Today was hard. We got up this morning to go to the Mayan Ruins, which I’m sure are very impressive to architects everywhere, but not to me. These are in La Entrada and they’re not very popular, not very big, and really hot. But I had fun hanging out.
On the way back to the city we went to the Laurels. I hate the Laurels. I love the people of the Laurels and I love serving them, but I hate the Laurels. The Laurels are the worst area we visit on our trip. Approximately 12 “houses” are constructed along the side of highway with scrap metal and anything else the families can find. They have nothing. Living conditions are dangerous, unsanitary, and the image of an endless cycle. It was all I could do not to have a break down when we handed out supplies and even harder to maintain composure when I climbed back in the truck. I left them. But like I said earlier and Paul said it to me again today, poverty is relative. This life is all they know. I cannot decide whether or not they are happy. They have what they need, but my concept of need is different. God has promised to give his people what they need, and he provides here. He has provided me with material blessings, and he has moreover provided them with spiritual blessings.
My visit to La Entrada was a little better than last year.

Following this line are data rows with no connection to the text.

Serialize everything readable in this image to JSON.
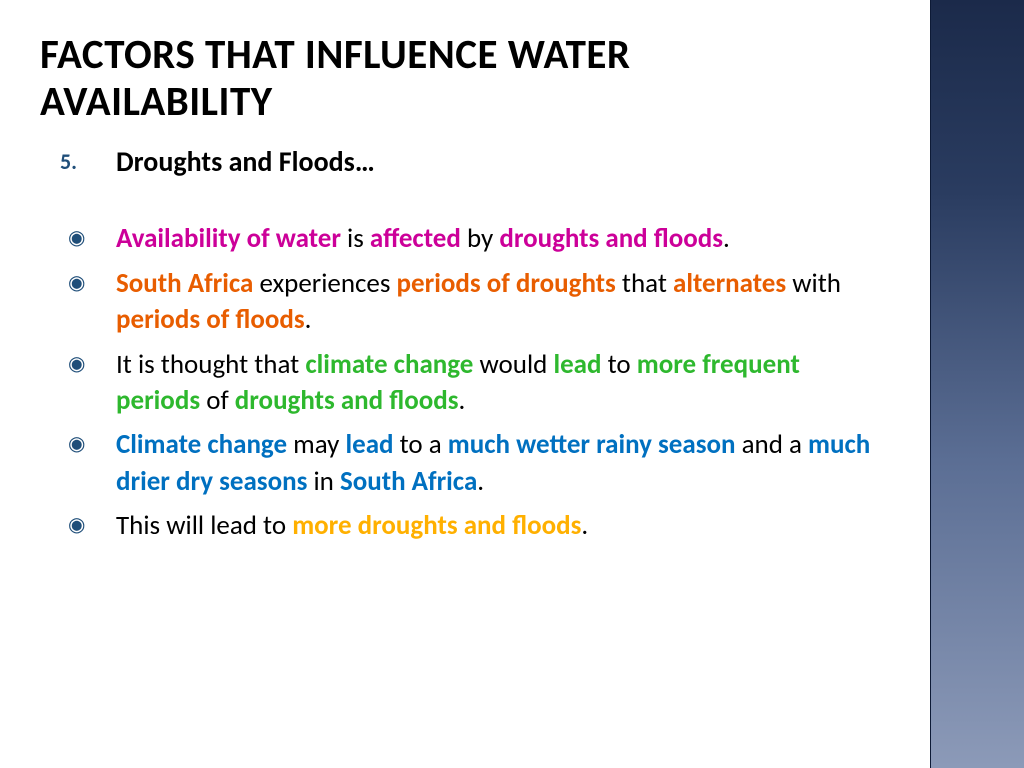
{
  "title": "FACTORS THAT INFLUENCE WATER AVAILABILITY",
  "numbered": {
    "num": "5.",
    "text": "Droughts and Floods…"
  },
  "colors": {
    "magenta": "#cc0099",
    "orange": "#e85d00",
    "green": "#2eb82e",
    "blue": "#0070c0",
    "amber": "#ffb000",
    "black": "#000000",
    "title_color": "#000000",
    "num_color": "#1f4e79",
    "marker_color": "#1f4e79",
    "side_gradient_top": "#1b2a4a",
    "side_gradient_bottom": "#8c9ab8",
    "background": "#ffffff"
  },
  "bullets": [
    {
      "runs": [
        {
          "t": "Availability of water ",
          "c": "magenta",
          "b": true
        },
        {
          "t": "is ",
          "c": "black",
          "b": false
        },
        {
          "t": "affected ",
          "c": "magenta",
          "b": true
        },
        {
          "t": "by ",
          "c": "black",
          "b": false
        },
        {
          "t": "droughts and floods",
          "c": "magenta",
          "b": true
        },
        {
          "t": ".",
          "c": "black",
          "b": false
        }
      ]
    },
    {
      "runs": [
        {
          "t": "South Africa ",
          "c": "orange",
          "b": true
        },
        {
          "t": "experiences ",
          "c": "black",
          "b": false
        },
        {
          "t": "periods of droughts ",
          "c": "orange",
          "b": true
        },
        {
          "t": "that ",
          "c": "black",
          "b": false
        },
        {
          "t": "alternates ",
          "c": "orange",
          "b": true
        },
        {
          "t": "with ",
          "c": "black",
          "b": false
        },
        {
          "t": "periods of floods",
          "c": "orange",
          "b": true
        },
        {
          "t": ".",
          "c": "black",
          "b": false
        }
      ]
    },
    {
      "runs": [
        {
          "t": "It is thought that ",
          "c": "black",
          "b": false
        },
        {
          "t": "climate change ",
          "c": "green",
          "b": true
        },
        {
          "t": "would ",
          "c": "black",
          "b": false
        },
        {
          "t": "lead ",
          "c": "green",
          "b": true
        },
        {
          "t": "to ",
          "c": "black",
          "b": false
        },
        {
          "t": "more frequent periods ",
          "c": "green",
          "b": true
        },
        {
          "t": "of ",
          "c": "black",
          "b": false
        },
        {
          "t": "droughts and floods",
          "c": "green",
          "b": true
        },
        {
          "t": ".",
          "c": "black",
          "b": false
        }
      ]
    },
    {
      "runs": [
        {
          "t": "Climate change ",
          "c": "blue",
          "b": true
        },
        {
          "t": "may ",
          "c": "black",
          "b": false
        },
        {
          "t": "lead ",
          "c": "blue",
          "b": true
        },
        {
          "t": "to a ",
          "c": "black",
          "b": false
        },
        {
          "t": "much wetter rainy season ",
          "c": "blue",
          "b": true
        },
        {
          "t": "and a ",
          "c": "black",
          "b": false
        },
        {
          "t": "much drier dry seasons ",
          "c": "blue",
          "b": true
        },
        {
          "t": "in ",
          "c": "black",
          "b": false
        },
        {
          "t": "South Africa",
          "c": "blue",
          "b": true
        },
        {
          "t": ".",
          "c": "black",
          "b": false
        }
      ]
    },
    {
      "runs": [
        {
          "t": "This will lead to ",
          "c": "black",
          "b": false
        },
        {
          "t": "more droughts and floods",
          "c": "amber",
          "b": true
        },
        {
          "t": ".",
          "c": "black",
          "b": false
        }
      ]
    }
  ]
}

I just don’t find a lot there that isn’t for a typical Honduran. It’s like a massive street-Walmart, and equally deserving an internet montage to unfortunately dressed people. Like the rest of my American comrades, I spent quite a bit of time in the air-conditioned bakery, but we started to attract every beggar in the area. We gave them what we had, then went on.
We drove back to the farm and got ready for church, which was extraordinarily distracting. Distractions are endless in Honduran church services. Perhaps the ones in America just aren’t distracting enough. After church we went to get milkshakes and watch some shady dealings go down on the street corners.